INDOPOS.CO.ID (26/07/2019) | Untuk meningkatkan produktivitas hutan serta mengatasi berbagai permasalahan pengelolaan lahan di Jawa yang disebabkan keterbatasan lahan, konflik penguasaan lahan dan kekritisan lahan, maka perhutanan sosial di wilayah kerja Perum Perhutani merupakan sebuah solusi.

Dalam bentuk akses legal kelola kawasan hutan dalam bentuk Izin Pemanfaatan Hutan Perhutanan Sosial (IPHPS) di wilayah kerja Perum Perhutani.

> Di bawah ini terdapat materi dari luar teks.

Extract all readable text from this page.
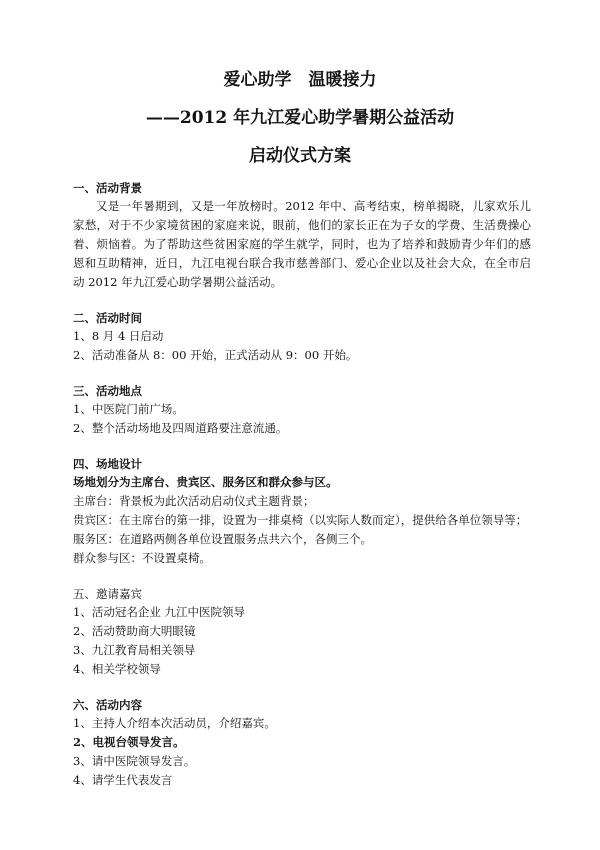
爱心助学　温暖接力
——2012 年九江爱心助学暑期公益活动
启动仪式方案
一、活动背景

又是一年暑期到，又是一年放榜时。2012 年中、高考结束，榜单揭晓，儿家欢乐儿家愁，对于不少家境贫困的家庭来说，眼前，他们的家长正在为子女的学费、生活费操心着、烦恼着。为了帮助这些贫困家庭的学生就学，同时，也为了培养和鼓励青少年们的感恩和互助精神，近日，九江电视台联合我市慈善部门、爱心企业以及社会大众，在全市启动 2012 年九江爱心助学暑期公益活动。

二、活动时间

1、8 月 4 日启动

2、活动准备从 8：00 开始，正式活动从 9：00 开始。

三、活动地点

1、中医院门前广场。

2、整个活动场地及四周道路要注意流通。

四、场地设计

场地划分为主席台、贵宾区、服务区和群众参与区。

主席台：背景板为此次活动启动仪式主题背景；

贵宾区：在主席台的第一排，设置为一排桌椅（以实际人数而定），提供给各单位领导等；

服务区：在道路两侧各单位设置服务点共六个，各侧三个。

群众参与区：不设置桌椅。

五、邀请嘉宾

1、活动冠名企业 九江中医院领导

2、活动赞助商大明眼镜

3、九江教育局相关领导

4、相关学校领导

六、活动内容

1、主持人介绍本次活动员，介绍嘉宾。

2、电视台领导发言。

3、请中医院领导发言。

4、请学生代表发言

Serta memberikan pengakuan dan perlindungan kemitraan kehutanan (KULIN KK) antara petani dengan Perum Perhutani.

Direktur Jenderal Perhutanan Sosial dan Kemitraan Lingkungan, Kementerian Lingkungan Hidup dan Kehutanan Bambang Supriyanto, mengatakan, sampai dengan bulan Juni 2019 telah dikeluarkan sebanyak 63 SK Izin Pemanfaatan Hutan Perhutanan Sosial (IPHPS) di Pulau Jawa seluas 25.977 Ha kepada 23.113 Kepala Keluarga.

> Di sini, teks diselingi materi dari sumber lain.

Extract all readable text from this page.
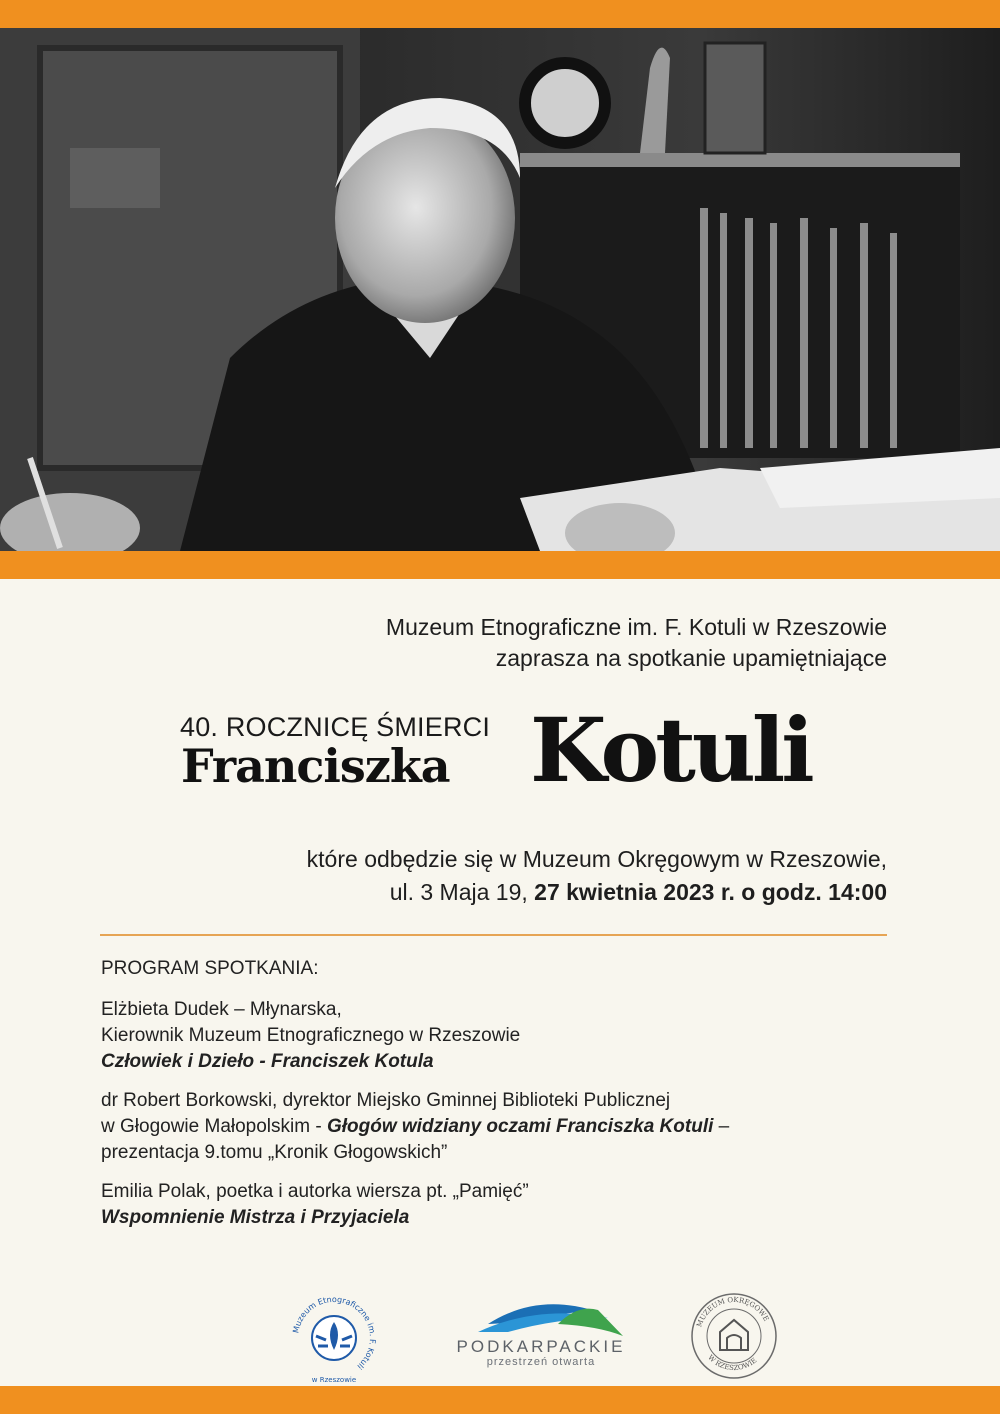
Muzeum Etnograficzne im. F. Kotuli w Rzeszowie
zaprasza na spotkanie upamiętniające
40. ROCZNICĘ ŚMIERCI
Franciszka Kotuli
które odbędzie się w Muzeum Okręgowym w Rzeszowie,
ul. 3 Maja 19, 27 kwietnia 2023 r. o godz. 14:00
PROGRAM SPOTKANIA:
Elżbieta Dudek – Młynarska,
Kierownik Muzeum Etnograficznego w Rzeszowie
Człowiek i Dzieło - Franciszek Kotula
dr Robert Borkowski, dyrektor Miejsko Gminnej Biblioteki Publicznej
w Głogowie Małopolskim - Głogów widziany oczami Franciszka Kotuli –
prezentacja 9.tomu „Kronik Głogowskich”
Emilia Polak, poetka i autorka wiersza pt. „Pamięć”
Wspomnienie Mistrza i Przyjaciela
Muzeum Etnograficzne im. F. Kotuli
w Rzeszowie
PODKARPACKIE
przestrzeń otwarta
MUZEUM OKRĘGOWE
W RZESZOWIE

“Dari Izin Pemanfaatan Hutan Perhutanan Sosial (IPHPS) saat ini terdapat 17 kelompok tani hutan yang memiliki potensi komoditi kayu putih, yaitu antara lain Kabupaten Boyolali, Pati, Blora, Grobogan, dan Bojonegoro,” Bambang saat membuka Workshop Pengembangan Usaha Kayu Putih di Wilayah Kerja Perum Perhutani yang diselenggarakan di Jakarta, Jumat (26/7/2019).

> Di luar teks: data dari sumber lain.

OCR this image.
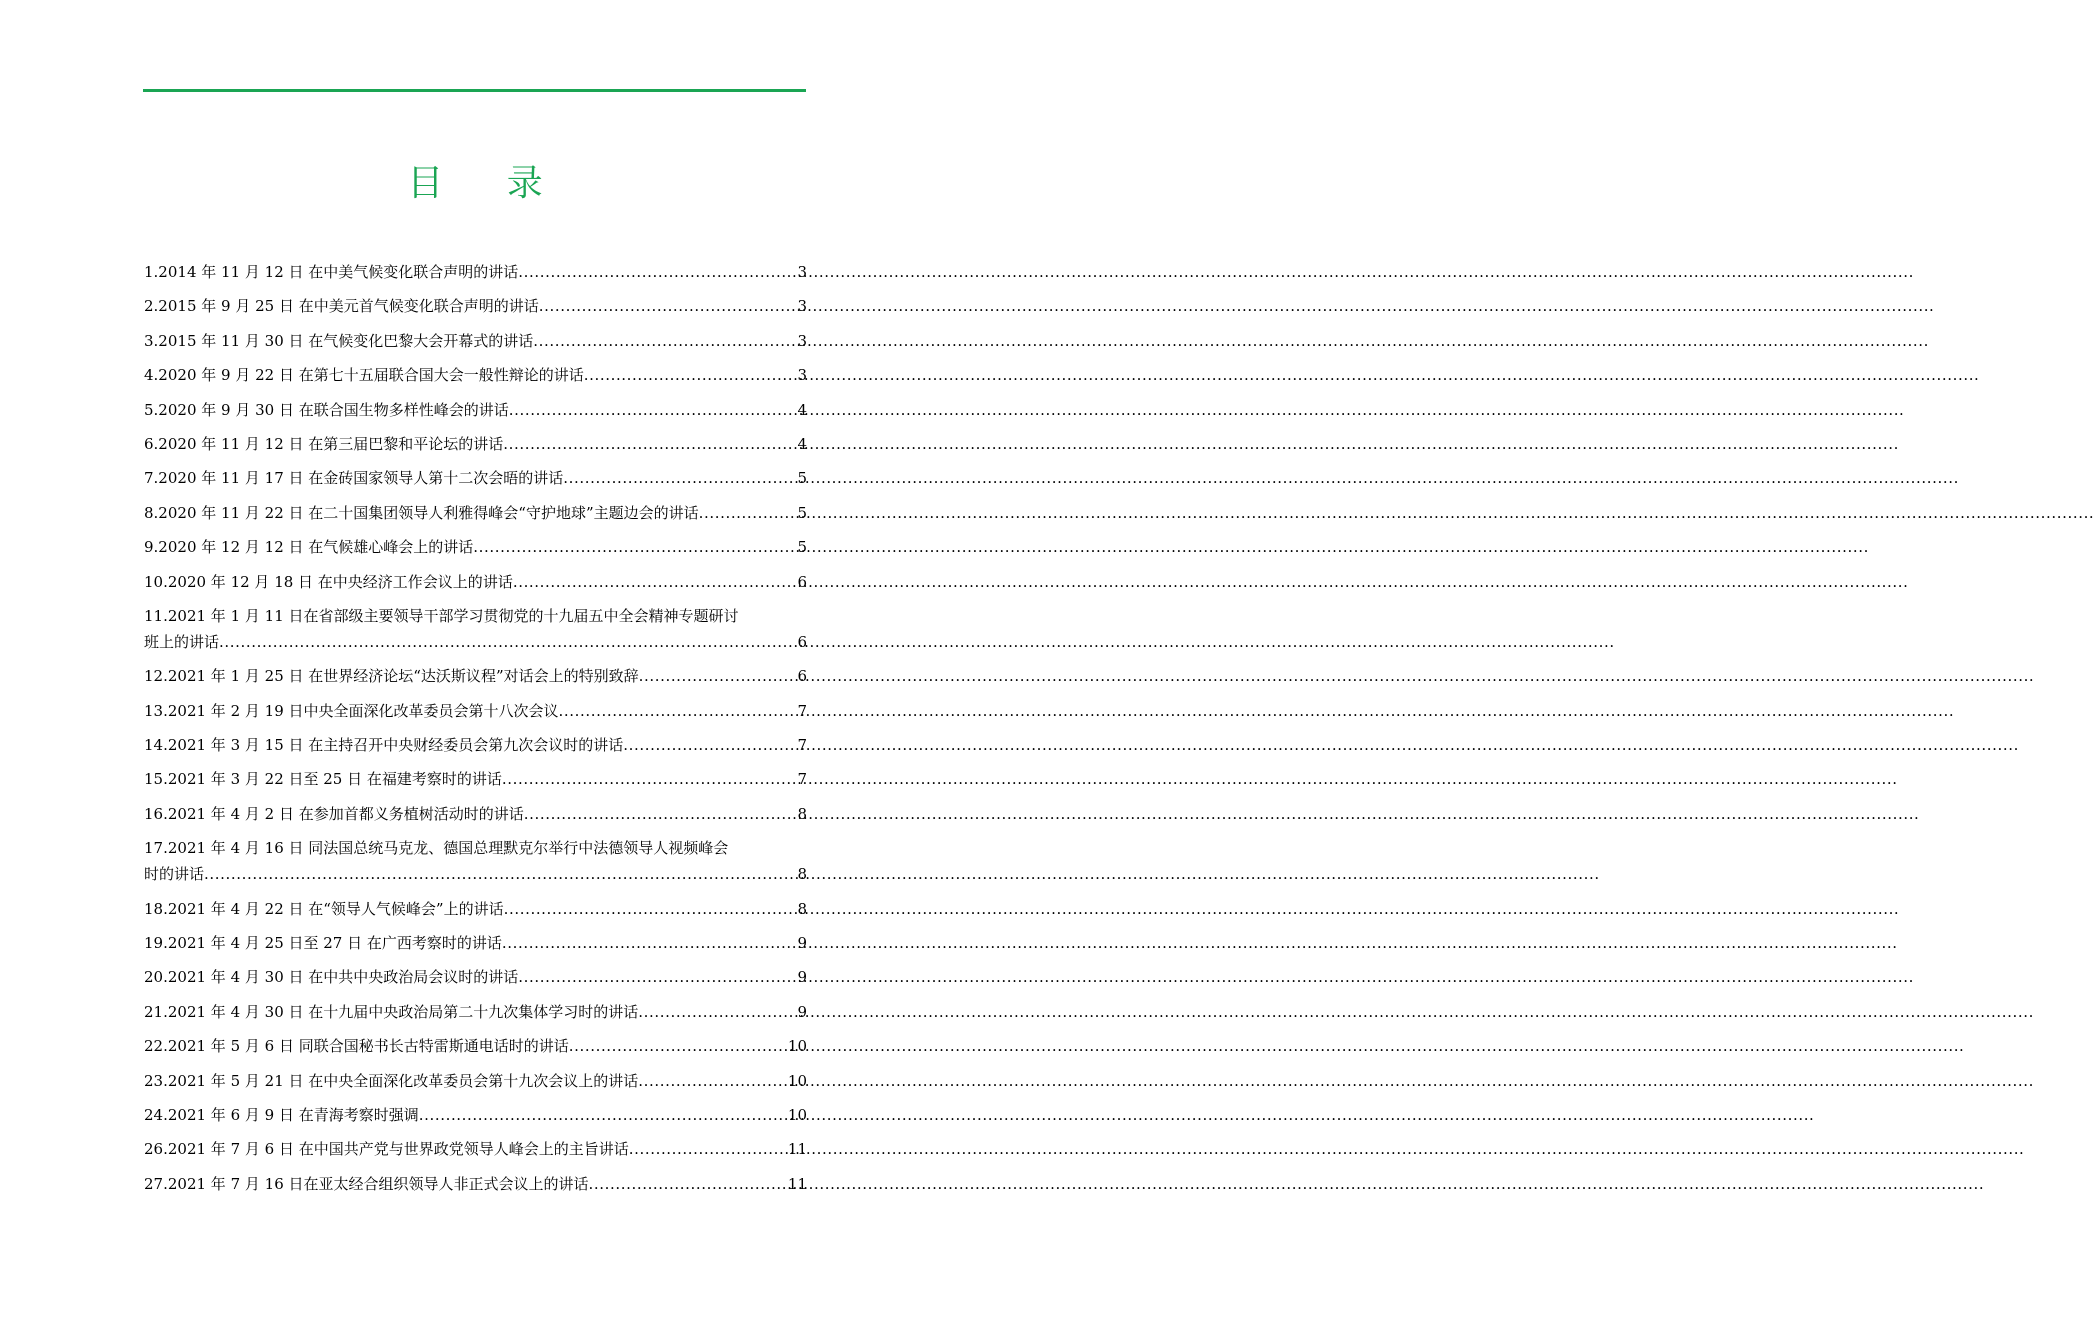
目 录
1.2014 年 11 月 12 日 在中美气候变化联合声明的讲话 .....	3
2.2015 年 9 月 25 日 在中美元首气候变化联合声明的讲话 .....	3
3.2015 年 11 月 30 日 在气候变化巴黎大会开幕式的讲话 .....	3
4.2020 年 9 月 22 日 在第七十五届联合国大会一般性辩论的讲话 .....	3
5.2020 年 9 月 30 日 在联合国生物多样性峰会的讲话 .....	4
6.2020 年 11 月 12 日 在第三届巴黎和平论坛的讲话 .....	4
7.2020 年 11 月 17 日 在金砖国家领导人第十二次会晤的讲话 .....	5
8.2020 年 11 月 22 日 在二十国集团领导人利雅得峰会“守护地球”主题边会的讲话 .....	5
9.2020 年 12 月 12 日 在气候雄心峰会上的讲话 .....	5
10.2020 年 12 月 18 日 在中央经济工作会议上的讲话 .....	6
11.2021 年 1 月 11 日在省部级主要领导干部学习贯彻党的十九届五中全会精神专题研讨
班上的讲话 .....	6
12.2021 年 1 月 25 日 在世界经济论坛“达沃斯议程”对话会上的特别致辞 .....	6
13.2021 年 2 月 19 日中央全面深化改革委员会第十八次会议 .....	7
14.2021 年 3 月 15 日 在主持召开中央财经委员会第九次会议时的讲话 .....	7
15.2021 年 3 月 22 日至 25 日 在福建考察时的讲话 .....	7
16.2021 年 4 月 2 日 在参加首都义务植树活动时的讲话 .....	8
17.2021 年 4 月 16 日 同法国总统马克龙、德国总理默克尔举行中法德领导人视频峰会
时的讲话 .....	8
18.2021 年 4 月 22 日 在“领导人气候峰会”上的讲话 .....	8
19.2021 年 4 月 25 日至 27 日 在广西考察时的讲话 .....	9
20.2021 年 4 月 30 日 在中共中央政治局会议时的讲话 .....	9
21.2021 年 4 月 30 日 在十九届中央政治局第二十九次集体学习时的讲话 .....	9
22.2021 年 5 月 6 日 同联合国秘书长古特雷斯通电话时的讲话 .....	10
23.2021 年 5 月 21 日 在中央全面深化改革委员会第十九次会议上的讲话 .....	10
24.2021 年 6 月 9 日 在青海考察时强调 .....	10
26.2021 年 7 月 6 日 在中国共产党与世界政党领导人峰会上的主旨讲话 .....	11
27.2021 年 7 月 16 日在亚太经合组织领导人非正式会议上的讲话 .....	11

Menurutnya, pemanfaatan area IPHPS oleh kelompok tani berupa pemungutan Hasil Hutan Bukan Kayu (HHBK), yaitu hasil hutan hayati baik nabati maupun hewani beserta produk turunan dan budidaya kecuali kayu yang berasal dari hutan. Potensi HHBK dan Jasa Lingkungan nilainya lebih besar dari pada kayu.

“Namun belum dikelola secara optimal, potensi HHBK mencapai lebih dari 95 persen dibanding nilai kayu yang hanya 5 persen. Salah satu jenis HHBK adalah minyak kayu putih,” jelas Bambang.

Menurutnya, kebutuhan pasar minyak kayu putih pada saat ini sekitar 4.500 ton pertahun. Namun saat ini pasokannya hanya 2.500 ton pertahun. Bahkan untuk memenuhi kebutuhannya perusahaan mengimpor dari China.

“Dalam rangka memberikan insentif usaha bagi Petani dan Perum Perhutani agar petani mendapatkan manfaat dan mampu mengoptimalkan produktifitas hutan maka diperlukan pembinaan intensif dari Kementerian/Lembaga terkait serta Perbankan untuk meningkatkan kapasitas kelembagaan dan kewirausahaan. Kepastian pasar atau serapan hasil produksi dan akses pembiayaan. Baik itu melalui Badan Layanan Umum (BLU) maupun perbankan dalam bentuk kredit usaha rakyat/KUR kartu tani,” beber Bambang.

Lebih lanjut dia mengatakan, untuk meningkatkan nilai tambah produksi kayu putih di setiap kelompok tani dalam pemanfaatan hutan dan peningkatan kesejahteraannya, perlu kolaborasi para pihak untuk mewujudkan hal tersebut.

Maka diperlukan Workshop Pengembangan Usaha Kayu Putih di Wilayah Kerja Perum Perhutani. Pihaknya berharap acara tersebut dapat mengkoordinasikan para pihak dalam pengelolaan dan pemanfaatan hutan untuk pengembangan usaha kayu putih di wilayah kerja Perum Perhutani.

“Serta merumuskan pengembangan usaha perhutanan sosial komoditi kayu putih di wilayah kerja Perum Perhutani. Serta dapat membantu meningkatkan kesejahteraan masyarakat dan kelestarian sumber daya hutan,” pungkasnya.